As a homeschooler, I think preschool is unnecessary, so I'm concerned that UP sends a misleading message about the critical importance of preschool, of early learning that can only take place in institutional settings with 'trained' professionals.

If UP is optional and one can choose to homeschool preschool (or skip preschool, however you'd like to term the phenomenon), I guess its not that big of a deal. Except for the money -- but, as a homeschooler (and like those who send their kids to private schools), I'm used to paying for an educational system I don't use and I get the public policy argument. Only I don't think the public policy argument is persuasive as to preschool.

Saturday, December 10, 2005

Ode to a Neti Pot

Oh how I love my Neti pot
a finer implement I know not

its makes my breathing clear and true
I think I shall get one for whoever is reading this

*** *** *** *** ***

I am a victim of seasonal allergies every fall and spring. Sometimes I think I have allergies, sometimes I think its a cold. Whatever it is, its a pain and I'm sick of it. I hate taking decongestant because it makes me spacey and doesn't seem to help me breathe clearly. Also, nowadays its harder to get your hands on pseudoephedrine lest you be mistaken for someone running a meth lab.

Anyway, I had seen the neti pot for sale in the Chinaberry catalog some time ago. I always read the ad, but the idea of "irrigating my nasal passages" was just too gross a concept for me. Until I got my second cold/allergy attack in a month. Luckily, I didn't have to wait for shipping, netis are sold at most yoga studios, it seems, so I was able to buy one in person.

So, how is it? My breathing is much, much clearer. Clearer than if I was on meth or Sudafed. And I'm drug-free.

No, really, how is it? You know, pouring saline into one nostril while it runs out the other? Quite frankly, it seemed bizarre and unpleasant at first. Its sort of like drowing in the sea, and yet being able to breathe. It makes me feel positively aquatic -- only I don't have any gills (at least not that I'm going to show YOU). There is something about using a neti that forces you to be aware and calm, because if you're not, you will sputter saltwater all over the place.


Friday, December 09, 2005

Its Beginning to Smell a Lot Like Christmas

I was reading Pioneer Christmas and saw an activity for making pomanders. Suzanne seems to like these books (I previously mentioned Pioneer Thanksgiving, well, the exact words I used were "this book") -- they weave some story in with some history and activities. She was looking through the book and asked to do the pomander activity. You can google it and find many websites that tell you how to make them.

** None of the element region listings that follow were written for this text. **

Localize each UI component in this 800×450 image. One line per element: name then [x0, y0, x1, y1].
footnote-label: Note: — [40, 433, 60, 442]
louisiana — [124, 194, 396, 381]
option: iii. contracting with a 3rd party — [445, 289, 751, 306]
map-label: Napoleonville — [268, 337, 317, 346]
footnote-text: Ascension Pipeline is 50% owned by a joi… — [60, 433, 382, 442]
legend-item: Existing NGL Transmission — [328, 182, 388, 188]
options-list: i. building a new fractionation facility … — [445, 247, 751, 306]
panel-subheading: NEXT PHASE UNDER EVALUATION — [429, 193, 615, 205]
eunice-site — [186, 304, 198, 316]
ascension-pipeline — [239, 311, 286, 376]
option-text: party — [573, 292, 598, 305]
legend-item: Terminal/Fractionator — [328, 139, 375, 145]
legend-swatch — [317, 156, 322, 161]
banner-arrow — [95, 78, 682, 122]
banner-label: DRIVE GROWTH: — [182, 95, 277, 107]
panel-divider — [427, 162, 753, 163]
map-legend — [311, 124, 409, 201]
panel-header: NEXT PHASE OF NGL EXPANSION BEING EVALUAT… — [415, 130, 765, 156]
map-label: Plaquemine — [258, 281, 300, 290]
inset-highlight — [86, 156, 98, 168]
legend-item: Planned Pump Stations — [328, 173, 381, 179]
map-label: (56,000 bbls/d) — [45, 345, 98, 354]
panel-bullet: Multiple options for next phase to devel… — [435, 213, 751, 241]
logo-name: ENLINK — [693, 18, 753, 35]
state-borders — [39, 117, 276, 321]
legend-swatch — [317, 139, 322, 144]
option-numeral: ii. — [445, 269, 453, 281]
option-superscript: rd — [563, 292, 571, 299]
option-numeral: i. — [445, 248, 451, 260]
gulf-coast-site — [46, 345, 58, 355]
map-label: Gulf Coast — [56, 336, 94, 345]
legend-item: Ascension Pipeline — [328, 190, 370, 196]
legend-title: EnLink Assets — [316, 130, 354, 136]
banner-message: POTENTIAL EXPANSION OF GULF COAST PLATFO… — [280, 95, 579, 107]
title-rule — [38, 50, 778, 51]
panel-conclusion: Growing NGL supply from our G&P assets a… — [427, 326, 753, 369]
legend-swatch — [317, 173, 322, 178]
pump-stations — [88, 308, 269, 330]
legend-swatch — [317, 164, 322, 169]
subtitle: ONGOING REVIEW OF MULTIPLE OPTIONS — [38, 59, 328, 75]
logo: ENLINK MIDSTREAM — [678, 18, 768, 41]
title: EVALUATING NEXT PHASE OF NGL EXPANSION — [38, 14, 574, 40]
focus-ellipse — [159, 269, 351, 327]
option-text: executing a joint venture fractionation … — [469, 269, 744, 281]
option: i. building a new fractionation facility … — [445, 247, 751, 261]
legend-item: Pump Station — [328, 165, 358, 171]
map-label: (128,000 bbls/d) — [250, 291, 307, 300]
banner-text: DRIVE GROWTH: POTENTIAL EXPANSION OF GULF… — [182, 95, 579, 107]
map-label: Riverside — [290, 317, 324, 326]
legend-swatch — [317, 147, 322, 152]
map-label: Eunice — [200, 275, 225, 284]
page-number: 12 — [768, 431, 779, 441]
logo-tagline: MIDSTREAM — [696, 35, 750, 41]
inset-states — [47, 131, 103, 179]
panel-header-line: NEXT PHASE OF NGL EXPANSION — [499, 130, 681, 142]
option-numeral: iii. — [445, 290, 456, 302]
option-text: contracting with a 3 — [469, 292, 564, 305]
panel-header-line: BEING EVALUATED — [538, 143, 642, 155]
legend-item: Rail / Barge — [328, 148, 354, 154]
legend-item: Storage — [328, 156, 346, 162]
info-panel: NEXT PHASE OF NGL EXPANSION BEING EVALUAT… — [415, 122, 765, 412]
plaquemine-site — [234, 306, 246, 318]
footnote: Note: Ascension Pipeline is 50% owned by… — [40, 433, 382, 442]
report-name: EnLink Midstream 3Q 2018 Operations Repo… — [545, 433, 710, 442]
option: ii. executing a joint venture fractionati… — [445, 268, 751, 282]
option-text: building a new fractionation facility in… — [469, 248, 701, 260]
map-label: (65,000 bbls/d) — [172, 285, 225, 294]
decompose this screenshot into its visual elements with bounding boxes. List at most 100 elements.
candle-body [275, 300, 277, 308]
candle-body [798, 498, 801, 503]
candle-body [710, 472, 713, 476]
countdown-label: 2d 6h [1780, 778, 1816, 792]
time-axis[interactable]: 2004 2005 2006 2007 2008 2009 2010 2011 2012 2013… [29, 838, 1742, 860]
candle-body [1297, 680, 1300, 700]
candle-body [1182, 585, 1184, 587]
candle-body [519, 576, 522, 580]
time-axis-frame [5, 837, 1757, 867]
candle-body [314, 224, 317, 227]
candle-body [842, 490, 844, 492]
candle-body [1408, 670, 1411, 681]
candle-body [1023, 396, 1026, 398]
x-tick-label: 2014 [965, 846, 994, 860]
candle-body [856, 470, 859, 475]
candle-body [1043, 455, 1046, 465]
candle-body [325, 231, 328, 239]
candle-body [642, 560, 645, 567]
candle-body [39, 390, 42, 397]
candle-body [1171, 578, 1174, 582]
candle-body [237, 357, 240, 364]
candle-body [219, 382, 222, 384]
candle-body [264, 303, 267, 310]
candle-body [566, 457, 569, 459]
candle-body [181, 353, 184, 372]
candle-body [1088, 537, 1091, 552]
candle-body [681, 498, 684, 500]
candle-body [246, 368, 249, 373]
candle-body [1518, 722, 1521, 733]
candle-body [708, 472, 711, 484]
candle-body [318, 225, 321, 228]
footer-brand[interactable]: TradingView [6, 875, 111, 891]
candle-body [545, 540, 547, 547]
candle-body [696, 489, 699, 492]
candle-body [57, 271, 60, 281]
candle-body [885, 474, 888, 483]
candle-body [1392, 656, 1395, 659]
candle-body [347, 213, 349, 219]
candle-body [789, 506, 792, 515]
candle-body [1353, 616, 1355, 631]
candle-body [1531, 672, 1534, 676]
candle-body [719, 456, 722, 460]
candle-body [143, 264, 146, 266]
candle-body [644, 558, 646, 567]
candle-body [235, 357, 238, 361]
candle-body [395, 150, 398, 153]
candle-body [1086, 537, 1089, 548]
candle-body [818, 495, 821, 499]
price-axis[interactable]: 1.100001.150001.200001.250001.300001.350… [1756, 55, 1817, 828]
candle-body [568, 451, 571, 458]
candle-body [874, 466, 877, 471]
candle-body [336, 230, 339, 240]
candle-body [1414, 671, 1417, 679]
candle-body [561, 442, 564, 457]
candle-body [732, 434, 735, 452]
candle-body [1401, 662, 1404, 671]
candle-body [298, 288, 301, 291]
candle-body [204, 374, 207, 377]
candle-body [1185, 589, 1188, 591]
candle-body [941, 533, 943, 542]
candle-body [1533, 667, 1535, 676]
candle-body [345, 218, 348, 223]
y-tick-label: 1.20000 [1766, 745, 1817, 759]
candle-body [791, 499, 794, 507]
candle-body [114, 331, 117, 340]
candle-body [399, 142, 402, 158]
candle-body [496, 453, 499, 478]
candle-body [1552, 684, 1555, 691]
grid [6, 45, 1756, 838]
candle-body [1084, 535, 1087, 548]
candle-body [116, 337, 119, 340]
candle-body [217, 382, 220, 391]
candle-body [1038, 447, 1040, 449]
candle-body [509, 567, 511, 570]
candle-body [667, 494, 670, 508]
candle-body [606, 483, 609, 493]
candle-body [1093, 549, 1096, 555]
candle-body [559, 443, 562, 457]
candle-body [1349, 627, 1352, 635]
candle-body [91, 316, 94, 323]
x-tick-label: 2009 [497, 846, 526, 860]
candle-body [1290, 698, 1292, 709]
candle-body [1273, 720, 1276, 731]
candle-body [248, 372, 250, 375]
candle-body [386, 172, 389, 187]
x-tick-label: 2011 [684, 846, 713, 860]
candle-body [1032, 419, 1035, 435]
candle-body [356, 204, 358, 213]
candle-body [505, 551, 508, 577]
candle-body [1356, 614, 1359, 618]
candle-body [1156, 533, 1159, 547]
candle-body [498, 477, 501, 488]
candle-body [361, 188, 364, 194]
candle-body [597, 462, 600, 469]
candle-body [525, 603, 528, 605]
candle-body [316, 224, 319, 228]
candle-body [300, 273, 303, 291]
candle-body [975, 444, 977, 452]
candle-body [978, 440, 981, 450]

We shopped for supplies yesterday. Whole cloves are not cheap, but when they are on sale, they are not available. Sigh -- but at the third store, we were able to get some. We also bought limes, lemons, apples, and wooden skewers to poke the fruit.

We made the pomanders today. Note to self, if you have paper cuts or other little cuts in your hands, making citrus pomanders will be a bit painful.

I was pleasantly surprised at how engaged my kids were in this activity and quite pleased to note that all their poking was great for small muscle development which helps with writing.

Tuesday, December 06, 2005

Just Another Reason to Unschool

One reason I'm drawn to unschooling is because it allows a child to follow her interests without forcing someone else's notion of what she needs to know on her. The basics are the basics because we all need to know them. If we all need to know them, we will all learn them in due time, without being forced to learn them at a certain time. At least thats how my theory goes.

Anyway, I just don't see the need for parental control in the name of cultivating a child to be his best self. This article encourages me.

Monday, December 05, 2005

But how will they adjust to college?

Stephanie talks about this over at ThrowingMarshmallows. Since my kids are so young, I don't worry about adjustment to college much, but it is a question in my mind. However, I'm a dice roller and I'm willing to roll the dice. I've seen plenty of high school seniors fail to adapt to college -- I can't believe a homeschooler could do any worse.